Nicht ansprechende Blumen

Orchideen, die keine Allergien auslösen würden - nein. Trotzdem gibt es Blütenstaub auf der Blüte, was bedeutet, dass das Immunsystem eines Menschen immer darauf anspricht. Häufig ist es der Florist, der eine solche Reaktion auslöst, indem er eine Blume schnupft oder sich mit den Händen die Nase reibt, um sich um eine Pflanze zu kümmern.

Prävention

Durch geeignete Prävention kann die Wahrscheinlichkeit von Allergien auf Null reduziert werden.

  1. Der Raum, in dem die Blumen stehen, muss regelmäßig gelüftet werden. Eine regelmäßige Nassreinigung ist ebenfalls erforderlich. Dies hilft, Allergene loszuwerden.
  2. Stellen Sie Blumentöpfe nicht in der Nähe von Orten auf, an denen Sie viel Zeit verbringen, d. im Schlafzimmer oder zum Beispiel im Büro.
  3. Es ist besser, den Einsatz chemischer Pflegeprodukte und Orchideendünger zu minimieren. Dies gilt insbesondere für Zubereitungen in einem Sprayformat, die gesprüht werden müssen.

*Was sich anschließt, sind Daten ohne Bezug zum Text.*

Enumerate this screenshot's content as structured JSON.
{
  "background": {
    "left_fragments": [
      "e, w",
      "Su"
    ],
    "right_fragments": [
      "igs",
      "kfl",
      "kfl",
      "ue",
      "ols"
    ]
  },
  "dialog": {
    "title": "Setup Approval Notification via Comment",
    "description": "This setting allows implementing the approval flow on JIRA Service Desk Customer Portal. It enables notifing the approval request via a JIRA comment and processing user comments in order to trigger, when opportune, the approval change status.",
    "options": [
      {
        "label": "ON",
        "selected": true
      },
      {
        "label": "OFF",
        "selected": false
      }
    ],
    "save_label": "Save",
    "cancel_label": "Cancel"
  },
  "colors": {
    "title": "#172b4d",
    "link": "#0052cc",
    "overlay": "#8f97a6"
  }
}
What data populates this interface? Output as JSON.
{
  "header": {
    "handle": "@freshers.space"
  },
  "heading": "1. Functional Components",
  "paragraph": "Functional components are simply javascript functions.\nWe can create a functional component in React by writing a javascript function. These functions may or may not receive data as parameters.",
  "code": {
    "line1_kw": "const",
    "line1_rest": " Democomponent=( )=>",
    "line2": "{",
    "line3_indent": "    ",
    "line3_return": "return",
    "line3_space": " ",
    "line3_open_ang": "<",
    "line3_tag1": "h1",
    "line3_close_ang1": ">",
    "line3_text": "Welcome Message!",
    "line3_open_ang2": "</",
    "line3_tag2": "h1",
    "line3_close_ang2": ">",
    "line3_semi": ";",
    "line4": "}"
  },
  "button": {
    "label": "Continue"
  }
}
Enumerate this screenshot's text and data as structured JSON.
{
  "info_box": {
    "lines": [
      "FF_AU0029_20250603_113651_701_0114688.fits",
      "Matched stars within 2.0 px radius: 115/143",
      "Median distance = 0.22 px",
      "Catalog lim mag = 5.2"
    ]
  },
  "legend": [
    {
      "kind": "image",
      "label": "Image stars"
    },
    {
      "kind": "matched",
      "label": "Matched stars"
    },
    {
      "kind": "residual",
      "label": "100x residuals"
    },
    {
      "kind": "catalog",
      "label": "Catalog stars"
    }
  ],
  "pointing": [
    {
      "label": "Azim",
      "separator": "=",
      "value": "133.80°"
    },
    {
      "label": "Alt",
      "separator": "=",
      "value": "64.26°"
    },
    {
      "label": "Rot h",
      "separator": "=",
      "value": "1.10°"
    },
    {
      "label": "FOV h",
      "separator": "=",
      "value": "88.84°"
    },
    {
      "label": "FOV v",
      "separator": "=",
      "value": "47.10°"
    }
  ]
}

Wenn all diese Maßnahmen keine Wirkung zeigen, bleibt nichts anderes übrig, als die Blume im Allgemeinen aus der Wohnung zu entfernen. Gesundheit ist teurer! Erfahren Sie mehr darüber, ob eine Orchidee im Haus aufbewahrt werden kann, ob sie giftig ist oder nicht, ob sie für den menschlichen Körper von Vorteil oder schädlich ist. Weitere Informationen finden Sie in diesem Artikel.

Fazit

Allergien gegen die Pollen der Orchidee selbst sind jedoch sehr selten. Und unter Beachtung präventiver Maßnahmen sinkt diese Wahrscheinlichkeit um ein Vielfaches. Stellen Sie daher sicher, dass die Symptome von Allergien bei ihm auftreten, bevor Sie diese herrliche Pflanze loswerden. Denn selbst die mikroskopisch kleinste Milbe im Blumengrund kann durchaus einen schweren Erstickungsanfall auslösen. Dieses Problem wird gelöst, indem das Substrat einfach durch ein neues ersetzt wird, das nicht infiziert ist, und es sind keine drastischen Maßnahmen erforderlich.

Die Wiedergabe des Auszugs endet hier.